Mesmo quem foi vacinado ou pegou coqueluche perde a imunidade com o passar dos anos. Como em crianças em idade escolar, adolescentes e adultos a doença em geral se apresenta de forma leve, a pessoa não sabe que está doente e pode contaminar seus familiares. As principais vítimas são as crianças não-vacinadas (ou com vacinação incompleta) e os idosos. Apenas a dose de reforço da vacina pode prolongar a imunidade à doença.
Estudo publicado este ano no The Pediatric Infectious Disease Journal, publicação oficial das sociedades européia e norte-americana de Doenças Infecciosas Pediátricas, demonstrou que até 83% dos responsáveis pela contaminação de bebês menores de seis meses por coqueluche são seus próprios familiares, principalmente irmãos, pais e tios. Realizado por oito hospitais e centros de pesquisas dos Estados Unidos, Canadá e França, o trabalho envolveu 95 crianças e 404 parentes, amigos e babás. Os testes em laboratório revelaram que as fontes de contaminação foram os pais (55%), irmãos (16%), tios (10%), amigos e primos (10%), avós (6%) e babás (2%).
A contaminação ocorre porque a popular tosse comprida, ao contrário do sarampo e da varicela, pode incidir mesmo em que já teve a doença. Quem foi vacinado também perde a imunidade com o passar dos anos. A partir da idade escolar, a coqueluche geralmente se manifesta de forma leve, podendo ser confundida com outras doenças respiratórias mais leves. O doente muitas vezes não apresenta os sintomas clássicos como acessos prolongados de tosse, guinchos e falta de ar.
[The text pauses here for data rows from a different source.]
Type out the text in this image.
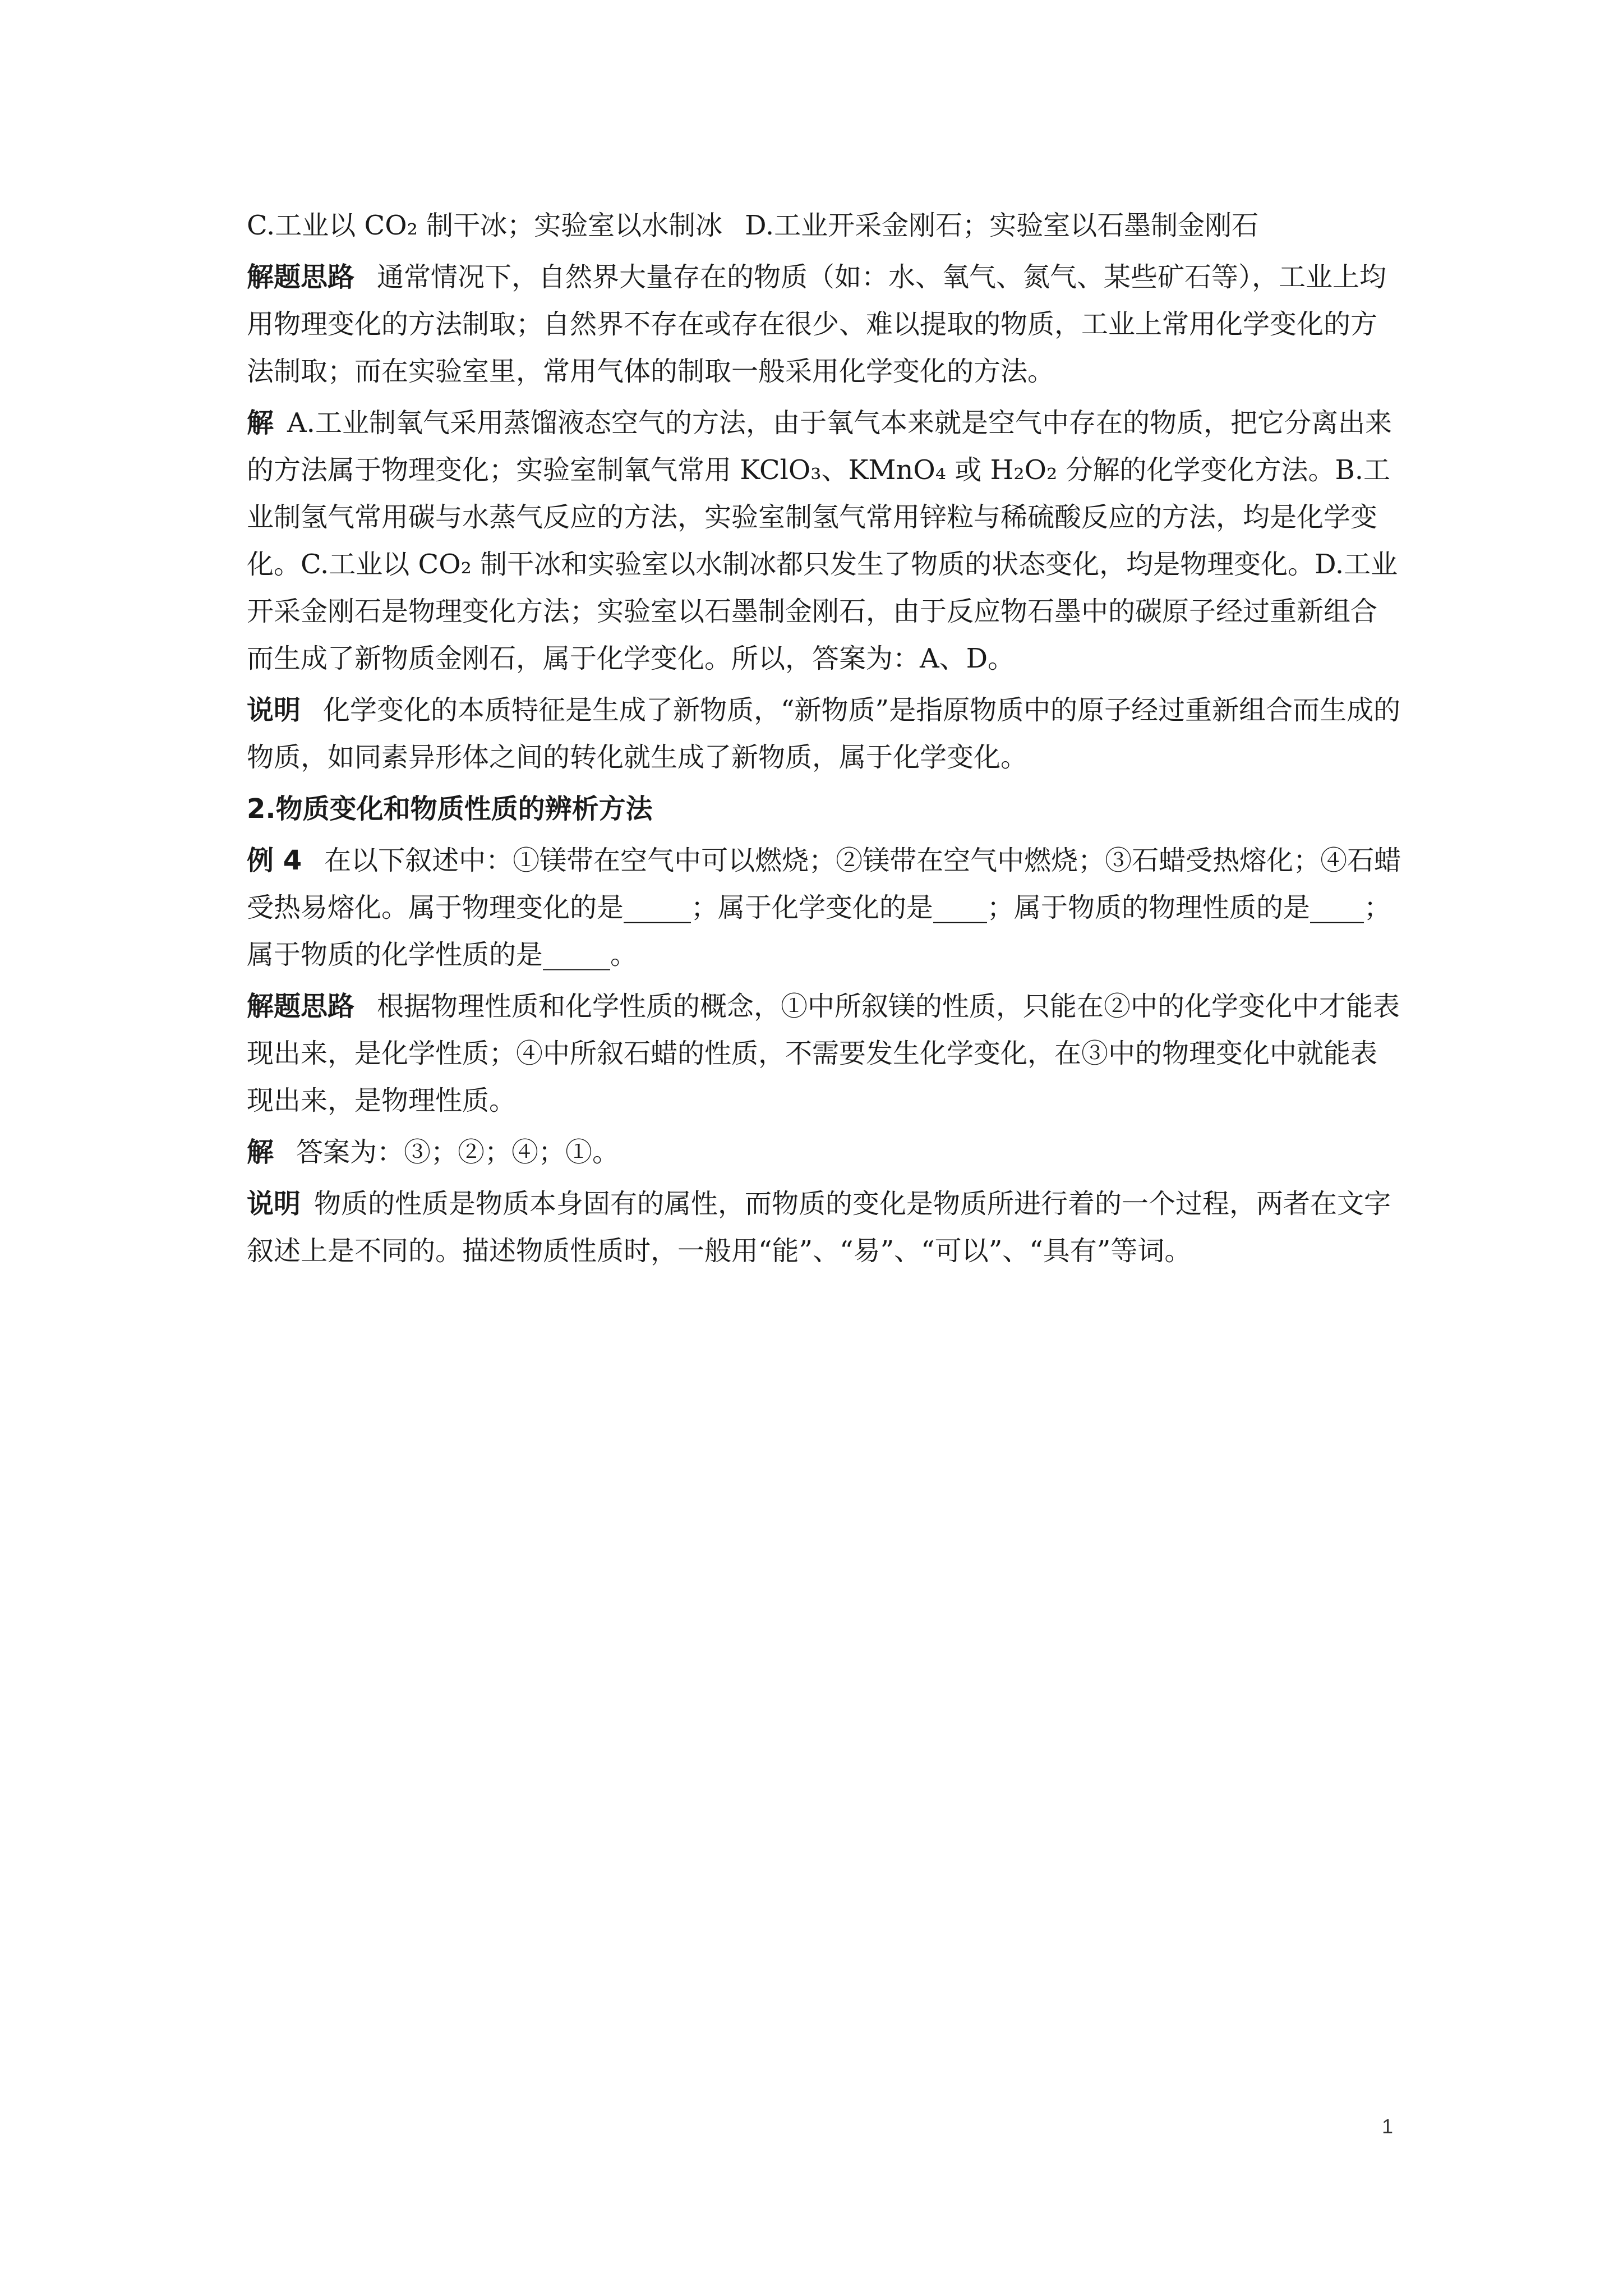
C.工业以 CO₂ 制干冰；实验室以水制冰 D.工业开采金刚石；实验室以石墨制金刚石
解题思路 通常情况下，自然界大量存在的物质（如：水、氧气、氮气、某些矿石等），工业上均用物理变化的方法制取；自然界不存在或存在很少、难以提取的物质，工业上常用化学变化的方法制取；而在实验室里，常用气体的制取一般采用化学变化的方法。
解 A.工业制氧气采用蒸馏液态空气的方法，由于氧气本来就是空气中存在的物质，把它分离出来的方法属于物理变化；实验室制氧气常用 KClO₃、KMnO₄ 或 H₂O₂ 分解的化学变化方法。B.工业制氢气常用碳与水蒸气反应的方法，实验室制氢气常用锌粒与稀硫酸反应的方法，均是化学变化。C.工业以 CO₂ 制干冰和实验室以水制冰都只发生了物质的状态变化，均是物理变化。D.工业开采金刚石是物理变化方法；实验室以石墨制金刚石，由于反应物石墨中的碳原子经过重新组合而生成了新物质金刚石，属于化学变化。所以，答案为：A、D。
说明 化学变化的本质特征是生成了新物质，“新物质”是指原物质中的原子经过重新组合而生成的物质，如同素异形体之间的转化就生成了新物质，属于化学变化。
2.物质变化和物质性质的辨析方法
例 4 在以下叙述中：①镁带在空气中可以燃烧；②镁带在空气中燃烧；③石蜡受热熔化；④石蜡受热易熔化。属于物理变化的是_____；属于化学变化的是____；属于物质的物理性质的是____；属于物质的化学性质的是_____。
解题思路 根据物理性质和化学性质的概念，①中所叙镁的性质，只能在②中的化学变化中才能表现出来，是化学性质；④中所叙石蜡的性质，不需要发生化学变化，在③中的物理变化中就能表现出来，是物理性质。
解 答案为：③；②；④；①。
说明 物质的性质是物质本身固有的属性，而物质的变化是物质所进行着的一个过程，两者在文字叙述上是不同的。描述物质性质时，一般用“能”、“易”、“可以”、“具有”等词。
1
Os resultados de exames laboratoriais também demoram até três semanas e nem sempre são precisos, especialmente se a pessoa estiver tomando antibiótico.
"Como não sabe que tem a doença, essa pessoa acaba levando a coqueluche para casa e pode infectar seus familiares. O impacto é maior sobre crianças pequenas, que podem se infectar quando o esquema vacinal primário está incompleto, o que ocorre especialmente nos lactentes antes dos seis meses de vida. Normalmente a criança é infectada por seus irmãos mais velhos, pais e avós", afirma o médico Renato Kfouri, da direção da Sociedade Brasileira de Imunizações (SBIm). Quando atinge menores de dois anos, a coqueluche pode provocar paradas respiratórias, capazes de deixar seqüelas mentais e motoras por causa da falta de oxigenação do cérebro.
A cada ano, ocorrem entre 20 a 40 milhões de casos de coqueluche no mundo, causando até 400 mil mortes, segundo estimativas da Organização Mundial da Saúde. Mesmo em países desenvolvidos, a doença apresenta reincidência, principalmente após a adolescência. "Estudo realizado com 4.395 pessoas na Áustria, entre 2000 a 2005, registrou aumento de 6,4 para 11,1 de casos por grupo de 100 mil habitantes. Entre os pacientes internados, 86% tinham até seis meses", salientou o médico Aroldo Prohmann de Carvalho, professor-adjunto de Pediatria da Universidade Federal de Santa Catarina (UFSC) e Universidade do Vale do Itajaí (UNIVALI), membro do Conselho Científico do Departamento de Infectologia da Sociedade Brasileira de Pediatria (SBP).
Intervalos entre as vacinações
As vacinas contra coqueluche, tétano, difteria e poliomielite devem ser dadas em três doses nos primeiros dois, quatro e seis meses de vida do bebê. O primeiro reforço é indicado aos 15 meses. Para prolongar a duração da imunidade contra coqueluche, tétano, difteria e poliomielite, o Ministério da Saúde, a Sociedade Brasileira de Pediatria (SBP) e a Sociedade Brasileira de Imunizações (SBIm) recomendam o segundo reforço entre os 4 e 6 anos.
Até pouco tempo no Brasil, os médicos tinham de improvisar alternativas para conferir o segundo reforço por falta de uma vacina adequada. Entre essas opções estava a aplicação de duas vacinas diferentes - a tríplice bacteriana (contra difteria, tétano e coqueluche) e a antipólio oral (Sabin). A vacina pentavalente (contra cinco doenças) era a outra alternativa, mesmo com custos adicionais e o fato de a criança só precisar se proteger contra quatro doenças.
"Quando a criança começa a freqüentar a escola, muitos pais tendem a se descuidar da vacinação. Alguns perdem o segundo reforço que na rede pública é dado até os sete anos de idade.